A.      Challenge for Cause

          To preserve error with respect to a trial court’s denial of a challenge for cause, an appellant must (1) assert a clear and specific challenge for cause, (2) use a peremptory strike on the complained-of veniremember, (3) exhaust his peremptory strikes, (4) request additional peremptory strikes, (5) identify an objectionable juror, and (6) claim that he would have struck the objectionable juror with a peremptory strike if he had one to use. Allen v. State, 108 S.W.3d 281, 282 (Tex. Crim. App. 2003). Appellant failed to meet the third, fourth, fifth, and sixth requirements to preserve error. Although appellant objected to veniremember McCormack and ultimately used a peremptory strike on her, appellant failed to exhaust all his peremptory strikes. It follows that appellant did not request additional peremptory strikes. Furthermore, appellant has failed to identify an objectionable juror who actually sat on the jury; nor can he claim that he would have struck the objectionable juror with a peremptory strike if he had one to use.
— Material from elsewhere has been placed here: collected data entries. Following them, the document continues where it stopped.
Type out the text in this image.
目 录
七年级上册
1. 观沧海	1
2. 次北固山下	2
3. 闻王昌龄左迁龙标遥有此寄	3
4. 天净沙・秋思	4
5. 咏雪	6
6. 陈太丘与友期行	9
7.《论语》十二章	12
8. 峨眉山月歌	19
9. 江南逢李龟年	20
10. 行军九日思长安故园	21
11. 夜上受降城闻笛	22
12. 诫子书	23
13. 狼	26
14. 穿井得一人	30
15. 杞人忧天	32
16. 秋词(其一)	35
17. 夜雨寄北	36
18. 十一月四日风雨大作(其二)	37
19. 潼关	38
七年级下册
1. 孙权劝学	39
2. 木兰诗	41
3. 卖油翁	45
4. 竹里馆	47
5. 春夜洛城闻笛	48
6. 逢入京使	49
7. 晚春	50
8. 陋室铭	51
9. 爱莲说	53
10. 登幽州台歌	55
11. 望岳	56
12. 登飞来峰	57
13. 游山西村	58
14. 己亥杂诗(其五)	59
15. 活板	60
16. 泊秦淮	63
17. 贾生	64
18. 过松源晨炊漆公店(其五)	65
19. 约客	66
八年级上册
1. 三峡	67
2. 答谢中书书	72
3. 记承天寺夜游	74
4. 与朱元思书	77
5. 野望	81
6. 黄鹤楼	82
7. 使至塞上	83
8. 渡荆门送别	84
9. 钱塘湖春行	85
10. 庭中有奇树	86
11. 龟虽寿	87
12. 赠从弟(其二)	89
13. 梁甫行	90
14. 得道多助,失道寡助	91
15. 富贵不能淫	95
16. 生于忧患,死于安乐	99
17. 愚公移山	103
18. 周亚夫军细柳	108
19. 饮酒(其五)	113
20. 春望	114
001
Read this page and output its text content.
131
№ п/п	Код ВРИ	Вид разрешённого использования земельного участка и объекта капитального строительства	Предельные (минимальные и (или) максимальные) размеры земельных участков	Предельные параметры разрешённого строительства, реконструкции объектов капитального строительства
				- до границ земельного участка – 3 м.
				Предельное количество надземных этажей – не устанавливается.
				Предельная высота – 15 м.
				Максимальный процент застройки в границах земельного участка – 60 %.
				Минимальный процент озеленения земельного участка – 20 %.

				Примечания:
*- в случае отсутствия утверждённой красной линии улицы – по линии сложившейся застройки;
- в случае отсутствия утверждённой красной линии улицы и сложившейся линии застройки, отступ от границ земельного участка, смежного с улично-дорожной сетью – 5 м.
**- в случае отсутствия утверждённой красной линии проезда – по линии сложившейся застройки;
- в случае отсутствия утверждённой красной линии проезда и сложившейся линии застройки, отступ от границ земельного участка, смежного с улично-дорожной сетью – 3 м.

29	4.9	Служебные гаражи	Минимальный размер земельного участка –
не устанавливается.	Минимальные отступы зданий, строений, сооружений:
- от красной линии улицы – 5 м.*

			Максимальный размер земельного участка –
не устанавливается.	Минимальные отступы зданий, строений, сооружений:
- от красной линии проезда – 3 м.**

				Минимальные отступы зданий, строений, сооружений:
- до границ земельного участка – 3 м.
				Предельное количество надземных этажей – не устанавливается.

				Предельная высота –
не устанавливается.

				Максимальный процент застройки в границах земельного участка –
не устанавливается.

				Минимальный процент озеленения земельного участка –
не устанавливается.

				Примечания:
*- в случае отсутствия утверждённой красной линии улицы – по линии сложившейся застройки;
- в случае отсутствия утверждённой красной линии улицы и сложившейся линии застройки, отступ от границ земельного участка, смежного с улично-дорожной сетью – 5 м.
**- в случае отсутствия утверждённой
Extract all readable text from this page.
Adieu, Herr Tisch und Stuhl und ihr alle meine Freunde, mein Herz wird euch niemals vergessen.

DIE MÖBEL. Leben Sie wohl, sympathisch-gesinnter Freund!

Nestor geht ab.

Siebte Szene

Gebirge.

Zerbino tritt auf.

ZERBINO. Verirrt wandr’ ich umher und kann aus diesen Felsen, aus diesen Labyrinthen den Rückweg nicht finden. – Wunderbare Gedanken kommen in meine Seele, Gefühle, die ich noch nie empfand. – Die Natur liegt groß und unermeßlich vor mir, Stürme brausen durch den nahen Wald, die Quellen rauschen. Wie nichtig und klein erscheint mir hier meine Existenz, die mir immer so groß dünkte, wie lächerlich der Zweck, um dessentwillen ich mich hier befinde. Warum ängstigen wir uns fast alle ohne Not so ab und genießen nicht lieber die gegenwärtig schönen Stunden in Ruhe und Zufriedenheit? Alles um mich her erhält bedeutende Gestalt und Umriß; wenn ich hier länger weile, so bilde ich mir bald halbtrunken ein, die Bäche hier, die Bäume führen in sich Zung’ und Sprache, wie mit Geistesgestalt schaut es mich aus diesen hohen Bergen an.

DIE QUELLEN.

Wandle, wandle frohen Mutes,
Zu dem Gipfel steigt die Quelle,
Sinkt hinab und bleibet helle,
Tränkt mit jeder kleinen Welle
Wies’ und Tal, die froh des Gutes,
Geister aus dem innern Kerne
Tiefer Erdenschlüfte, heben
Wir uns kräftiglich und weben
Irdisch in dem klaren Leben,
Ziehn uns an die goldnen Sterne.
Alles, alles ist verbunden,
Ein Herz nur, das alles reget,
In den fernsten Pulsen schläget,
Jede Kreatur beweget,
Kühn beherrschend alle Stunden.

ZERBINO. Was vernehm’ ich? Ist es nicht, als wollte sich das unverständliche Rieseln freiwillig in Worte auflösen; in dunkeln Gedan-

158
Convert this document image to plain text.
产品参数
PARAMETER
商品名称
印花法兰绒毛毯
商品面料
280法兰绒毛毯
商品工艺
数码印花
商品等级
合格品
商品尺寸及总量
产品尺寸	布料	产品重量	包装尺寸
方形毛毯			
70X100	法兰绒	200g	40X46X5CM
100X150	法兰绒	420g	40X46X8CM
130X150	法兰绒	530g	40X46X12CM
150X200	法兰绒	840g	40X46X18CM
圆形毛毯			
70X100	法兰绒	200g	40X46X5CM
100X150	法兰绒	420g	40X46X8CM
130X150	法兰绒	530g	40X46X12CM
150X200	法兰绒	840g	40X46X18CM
          We hold that appellant has failed to preserve error as to his contention that the trial court erred in denying his challenge for cause of veniremember McCormack.

B.      Commitment Question

          A commitment question is a question that commits a prospective juror to resolve, or to refrain from resolving, an issue a certain way after learning a particular fact. Standefer v. State, 59 S.W.3d 177, 179 (Tex. Crim. App. 2001). Often, such questions ask for a “yes” or “no” answer in which one or both of the possible answers commits the jury to resolve an issue a certain way. Id. Although not all commitment questions are improper, those that include facts in addition to the facts necessary to establish a challenge for cause may be improper. Id. at 182.

          To complain of an improper commitment question, a defendant must (1) make a timely and specific objection to the improper question and (2) obtain a ruling on such objection or, if the court refuses to rule on the objection, object to the court’s refusal to rule. See Tex. R. App. P. 33.1(a); Geuder v. State, 115 S.W.3d 11, 13 (Tex.

Crim. App. 2003). In the instant case, appellant failed to make a timely and specific objection to the complained-of question.

          We hold that appellant has failed to preserve error as to his contention that the trial court asked an improper commitment question.

          We overrule appellant’s second point of error.

 

Conclusion

          We affirm the judgment of the trial court.

 


                                                             Laura Carter Higley

                                                             Justice

 

Panel consists of Justices Nuchia, Alcala, and Higley.

Do not publish. Tex. R. App. P. 47.2(b).